Huge turnout of farmers for water quality solutions event in West Cork

8 people representing the Carbery organisers and members of the panel at the Carbery Slurry Solutions event in Rosscarbery on 25 June

West Cork, 26 June 2024. A large crowd of farmers and agri-sector representatives gathered in the Celtic Ross Hote in Rosscarbery this week to discuss solutions for slurry storage and usage, to ultimately promote better water quality. There was a panel discussion at the event, as well as suppliers, co-ops, financial institutions and companies, all willing to support farmers interested in proactively managing their slurry.

The panel, comprising of Ted Massey, Department of Agriculture, Food and the Marine, William Burchill, UCC, and Pat Tuohy, Teagasc, each gave a presentation that outlined their area of expertise and fielded questions from the large crowd after their discussion.  The panel was moderated by Don Crowley of Teagasc Cork West.

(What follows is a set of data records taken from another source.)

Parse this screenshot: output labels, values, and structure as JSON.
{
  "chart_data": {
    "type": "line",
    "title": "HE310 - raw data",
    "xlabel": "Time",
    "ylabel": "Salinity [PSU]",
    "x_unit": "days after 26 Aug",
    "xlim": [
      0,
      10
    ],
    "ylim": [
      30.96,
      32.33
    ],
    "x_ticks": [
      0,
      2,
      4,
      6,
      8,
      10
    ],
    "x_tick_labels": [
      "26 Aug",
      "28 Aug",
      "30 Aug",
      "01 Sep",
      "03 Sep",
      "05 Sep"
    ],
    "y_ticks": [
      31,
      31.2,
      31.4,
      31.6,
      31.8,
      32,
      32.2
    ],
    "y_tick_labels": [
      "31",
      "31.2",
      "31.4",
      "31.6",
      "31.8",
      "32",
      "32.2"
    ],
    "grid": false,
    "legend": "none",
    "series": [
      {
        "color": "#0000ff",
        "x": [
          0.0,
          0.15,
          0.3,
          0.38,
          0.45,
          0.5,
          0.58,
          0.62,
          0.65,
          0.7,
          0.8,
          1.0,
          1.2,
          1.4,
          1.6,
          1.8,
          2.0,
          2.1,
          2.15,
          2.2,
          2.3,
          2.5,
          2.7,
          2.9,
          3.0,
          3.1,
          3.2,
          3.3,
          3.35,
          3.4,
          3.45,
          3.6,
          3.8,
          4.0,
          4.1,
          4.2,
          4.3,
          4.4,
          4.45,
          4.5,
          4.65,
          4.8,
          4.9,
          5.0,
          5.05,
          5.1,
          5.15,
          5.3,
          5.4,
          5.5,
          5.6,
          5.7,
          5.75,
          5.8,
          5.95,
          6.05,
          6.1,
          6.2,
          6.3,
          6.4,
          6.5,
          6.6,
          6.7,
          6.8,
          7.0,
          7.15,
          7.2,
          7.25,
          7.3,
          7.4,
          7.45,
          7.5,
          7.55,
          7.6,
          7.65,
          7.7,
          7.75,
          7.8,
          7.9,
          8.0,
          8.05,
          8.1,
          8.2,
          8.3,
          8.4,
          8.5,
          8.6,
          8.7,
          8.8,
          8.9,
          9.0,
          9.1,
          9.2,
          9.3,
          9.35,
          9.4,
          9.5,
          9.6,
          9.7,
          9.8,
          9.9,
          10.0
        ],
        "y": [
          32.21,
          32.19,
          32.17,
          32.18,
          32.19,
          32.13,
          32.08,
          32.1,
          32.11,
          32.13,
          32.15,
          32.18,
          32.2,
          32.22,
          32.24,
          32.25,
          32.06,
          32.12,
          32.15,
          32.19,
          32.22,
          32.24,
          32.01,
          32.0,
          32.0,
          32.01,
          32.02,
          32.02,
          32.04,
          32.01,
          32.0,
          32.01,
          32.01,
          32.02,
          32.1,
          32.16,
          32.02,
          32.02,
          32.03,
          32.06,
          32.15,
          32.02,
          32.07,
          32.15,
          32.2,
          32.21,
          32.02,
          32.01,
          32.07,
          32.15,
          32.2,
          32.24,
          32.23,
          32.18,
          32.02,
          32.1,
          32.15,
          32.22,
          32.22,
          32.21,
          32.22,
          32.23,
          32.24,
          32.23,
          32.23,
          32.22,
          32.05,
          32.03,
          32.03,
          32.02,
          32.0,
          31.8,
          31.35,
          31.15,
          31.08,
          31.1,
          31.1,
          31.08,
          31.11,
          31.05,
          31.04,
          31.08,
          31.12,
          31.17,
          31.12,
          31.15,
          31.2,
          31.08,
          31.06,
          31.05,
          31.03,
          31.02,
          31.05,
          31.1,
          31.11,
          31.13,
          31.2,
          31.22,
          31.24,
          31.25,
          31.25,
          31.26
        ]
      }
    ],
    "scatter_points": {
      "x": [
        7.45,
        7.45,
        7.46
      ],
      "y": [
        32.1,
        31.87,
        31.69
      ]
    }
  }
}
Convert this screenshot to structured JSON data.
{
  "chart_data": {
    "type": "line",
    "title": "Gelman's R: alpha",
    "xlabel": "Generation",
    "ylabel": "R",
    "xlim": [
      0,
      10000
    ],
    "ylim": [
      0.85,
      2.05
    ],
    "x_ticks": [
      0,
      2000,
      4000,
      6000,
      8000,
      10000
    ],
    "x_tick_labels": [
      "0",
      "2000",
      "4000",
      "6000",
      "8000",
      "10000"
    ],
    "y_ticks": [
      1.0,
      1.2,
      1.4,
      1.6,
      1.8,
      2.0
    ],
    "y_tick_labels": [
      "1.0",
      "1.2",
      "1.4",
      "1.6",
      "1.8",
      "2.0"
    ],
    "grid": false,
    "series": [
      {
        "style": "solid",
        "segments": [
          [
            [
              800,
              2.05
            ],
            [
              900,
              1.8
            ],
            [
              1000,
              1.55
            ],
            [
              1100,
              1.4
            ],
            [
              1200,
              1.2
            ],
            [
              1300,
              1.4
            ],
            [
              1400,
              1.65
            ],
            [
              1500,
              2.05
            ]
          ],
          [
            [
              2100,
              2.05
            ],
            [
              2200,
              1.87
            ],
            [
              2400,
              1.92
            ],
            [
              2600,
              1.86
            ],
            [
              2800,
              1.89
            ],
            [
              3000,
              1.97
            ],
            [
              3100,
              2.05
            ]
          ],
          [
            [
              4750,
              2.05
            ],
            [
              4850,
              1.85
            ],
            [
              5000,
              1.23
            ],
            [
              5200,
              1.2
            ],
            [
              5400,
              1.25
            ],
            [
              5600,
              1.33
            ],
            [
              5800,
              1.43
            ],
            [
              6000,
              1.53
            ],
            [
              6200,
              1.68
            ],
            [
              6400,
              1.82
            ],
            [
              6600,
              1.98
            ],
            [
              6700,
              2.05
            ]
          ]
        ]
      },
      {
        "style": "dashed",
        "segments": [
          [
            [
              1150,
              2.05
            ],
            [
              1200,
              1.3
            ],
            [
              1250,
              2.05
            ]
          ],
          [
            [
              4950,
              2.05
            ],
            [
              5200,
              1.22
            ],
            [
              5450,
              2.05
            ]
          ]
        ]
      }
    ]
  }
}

Enda Buckley, Director of Sustainability for Carbery, opened the event and stated “ We know that there is a will to do the right thing when it comes to water quality and managing slurry, and our farmer shareholders are looking for guidance on how best to do this. We wanted to bring this event together to connect farmers with the companies who can offer solutions, the institutions who can finance, and the experts who can advise on the best way to achieve improvements. My sincere thanks to the panel for their time and expertise.”

William Burchill presented his research on new and emerging technologies that can help to manage slurry on farm, and Pat Tuohy presented research collected to date on a project Teagasc is leading at the Department’s request, to measure slurry storage and decide whether allocated limits are enough. The project is tracking slurry on 100 farms around the country, with fundings to be released in Spring 2025.

The question session after the panel saw lots of interest from the audience, with credit due to the panel for their honesty and openness. Ted Massey explained that we have a social responsibility to improve water quality, and that with improvements, he was sure we would maintain our derogation. He stated “Farmers need to get from a situation where they can choose to manage their slurry versus trying to manage the level of slurry in a tank so they can get the best out of it, reduce their costs in terms of chemical fertiliser, but also reduce the loss of nutrients to water. That has to be a key part of our strategy to future proof our industry.”

Attendees did focus on their frustration at the lack of clear roadmap ahead for farmers who need to reduce their stocking numbers, plan to invest in more storage or make other upgrades.  They asked for clarity from government and the sector, and also supports that were easier to access and would cover more of the investment costs needed.

Closing the event, Vincent O’Donovan, Chair of Carbery, commended those who were in attendance for their interest in proactive solutions for slurry and water quality and thanked the panel for their engagement.